The keywords at the Worldwide Developer’s Conference were “Continuity” and “Extensibility”. This means bringing all the Apple devices close together for a completely smooth experience. Yosemite will synchronize with the iOS mobile system through AirDrop file sharing, iMessage messaging, and the ability to make and take phone calls.
Yosemite also features a brand new look with a new typography, flatter icons, and translucent title bars as in Safari on iOS 7, the OS X has been completely revamped. The use of translucency is used throughout to emphasize content. The presence of app widgets in a slide-in panel draws resemblance to Windows Sidebar. Notification Center provides an at-a-glance Today view, just like iOS 7 does, and there’s a second list of app notifications and other key information.
Everything from Spotlight to the Mail app has been improved significantly in terms of functionality and usability.

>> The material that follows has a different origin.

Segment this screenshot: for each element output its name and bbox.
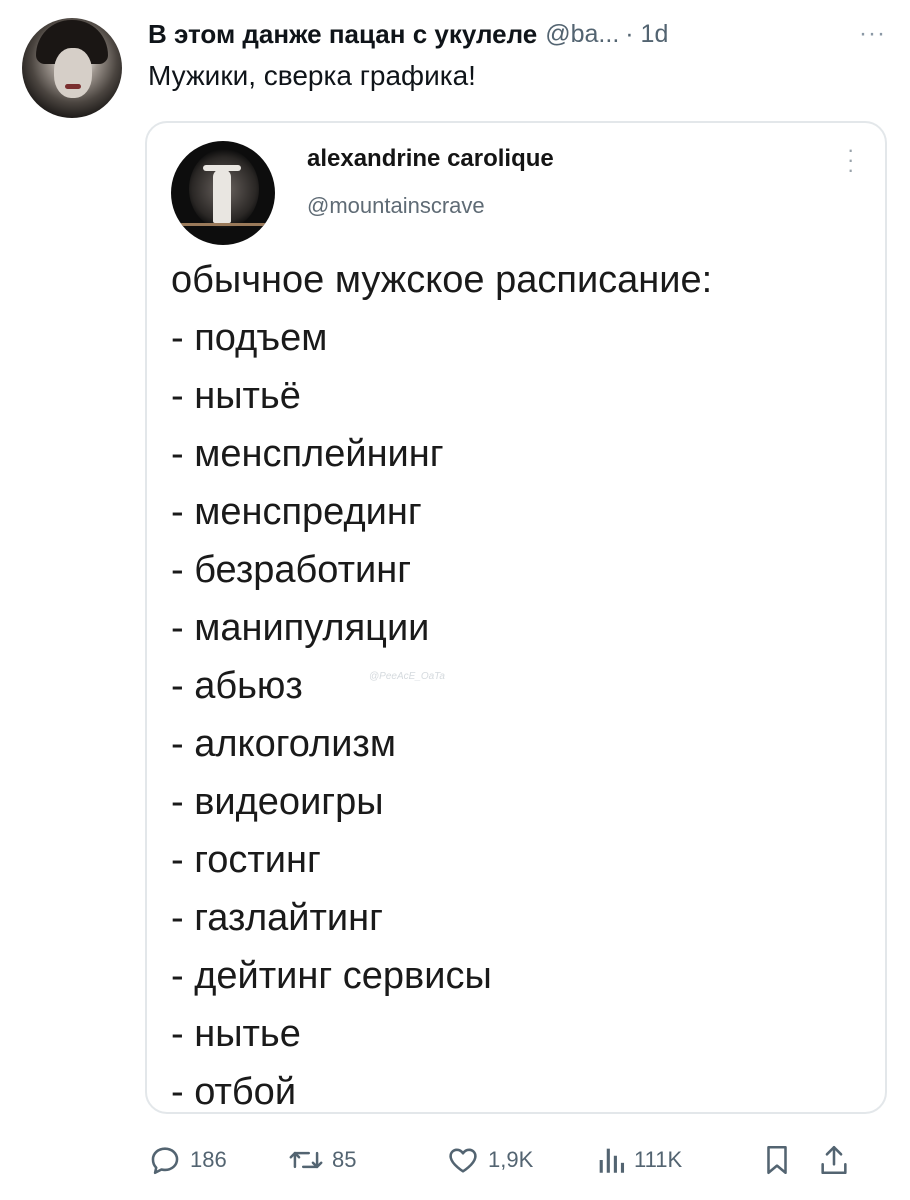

The Mail Drop feature prevents your email attachments from getting dropped in case they are of very big size. Safari now features significantly faster web app performance and has been redesigned with the interface being condensed to a single bar. While there were rumors of Siri integration in Yosemite, they all proved to be false. And perhaps there’s no need for such a feature in a laptop when one can easily type things out using the keyboard.
Though Yosemite is in the Beta testing stage with only the developers getting to use and test it, regular users can register themselves into the public beta program and test the OS out. This is the first time there has been a public beta of OS X since the first version back in 2000. An application within the OS allows for easy reporting of bugs. The users will get regular updates and will automatically get the official final release when it’s out this fall. Interestingly, like its predecessor Maverick, Yosemite is going to be free.